I told Patrick to give the crestfallen another round and left the pageantry behind me.
I stepped out into the cool evening light. My mind returned to the deep, quiet shadow-realm of Muir Woods at first light, an experience some twelve hours in my wake but feeling far more distant now. Hard to believe that a forest primeval could lie so close to the streets of San Francisco.
Drawn to a commotion on the opposite corner, I regarded the same Japanese woman I had watched the morning before doing tai chi at the Yerba Buena Gardens. She wore a one-piece veil of chiffon, bright red in the grey evening. She was entirely composed, immaculate, as she held the hand of a homeless woman by the fingers, childlike. The woman sat on the sidewalk, head down, rocking slowly against the legs of her protectress.
The source of the commotion was a homeless man, who beneath motley layers of clothing, loped like a bear on two legs around them. With every bluff, the Japanese woman looked up and lifted her angular chin with subtle defiance. She closed her eyes to the rain-cool gusts of wind carried up Powell Street.
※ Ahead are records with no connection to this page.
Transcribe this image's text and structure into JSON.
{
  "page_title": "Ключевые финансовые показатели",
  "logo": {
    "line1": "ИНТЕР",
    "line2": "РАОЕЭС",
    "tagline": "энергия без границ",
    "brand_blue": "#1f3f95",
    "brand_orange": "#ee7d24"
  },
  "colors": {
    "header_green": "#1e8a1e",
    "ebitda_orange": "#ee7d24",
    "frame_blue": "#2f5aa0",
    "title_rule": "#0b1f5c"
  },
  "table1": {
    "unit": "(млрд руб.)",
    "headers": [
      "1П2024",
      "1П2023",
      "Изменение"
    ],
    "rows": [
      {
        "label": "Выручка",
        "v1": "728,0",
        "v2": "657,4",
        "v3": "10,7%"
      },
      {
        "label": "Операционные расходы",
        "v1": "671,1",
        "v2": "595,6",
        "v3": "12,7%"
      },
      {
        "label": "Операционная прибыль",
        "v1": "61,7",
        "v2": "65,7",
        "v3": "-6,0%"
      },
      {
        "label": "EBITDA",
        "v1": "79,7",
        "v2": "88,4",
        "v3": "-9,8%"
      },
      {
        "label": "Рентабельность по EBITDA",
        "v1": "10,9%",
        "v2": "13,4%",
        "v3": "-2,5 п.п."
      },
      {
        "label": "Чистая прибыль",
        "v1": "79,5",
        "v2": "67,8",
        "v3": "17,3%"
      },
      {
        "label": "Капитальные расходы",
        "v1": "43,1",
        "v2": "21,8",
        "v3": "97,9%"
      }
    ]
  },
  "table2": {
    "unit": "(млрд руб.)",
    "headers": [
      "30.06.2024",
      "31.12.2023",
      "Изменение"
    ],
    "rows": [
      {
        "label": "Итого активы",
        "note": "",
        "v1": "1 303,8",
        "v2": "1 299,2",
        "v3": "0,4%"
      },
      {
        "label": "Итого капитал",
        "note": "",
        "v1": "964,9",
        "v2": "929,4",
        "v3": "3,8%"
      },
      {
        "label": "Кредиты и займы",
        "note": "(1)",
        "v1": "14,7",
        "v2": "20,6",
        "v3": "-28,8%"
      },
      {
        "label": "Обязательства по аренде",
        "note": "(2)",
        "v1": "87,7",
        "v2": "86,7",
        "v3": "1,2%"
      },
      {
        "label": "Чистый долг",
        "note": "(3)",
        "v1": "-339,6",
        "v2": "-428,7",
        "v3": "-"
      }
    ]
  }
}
For a moment, she stood like this, strong and statuesque, with all the time-ravaged traffic of people braiding around her and her ward—a greater spectacle required to make the San Francisco pedestrian flinch. There was majesty in her poise, a soft and meaningful eloquence in her movement. The man circled, barking nonsense, using all he had to provoke fear. Nothing worked. His efforts rendered silly, he abandoned his mischief and staggered off across Union Square.
Raincrow is inspired by the magic of the real world, the magic of everyday life. We believe Yeats had it right that "the world is full of magic things, patiently waiting for our senses to grow sharper." We are watchers, storytellers, artists, and gamers who delight in the beautiful mysteries of our world.
And, to our dear players, we promise: the fate of our games will be up to you, never the man in the suit.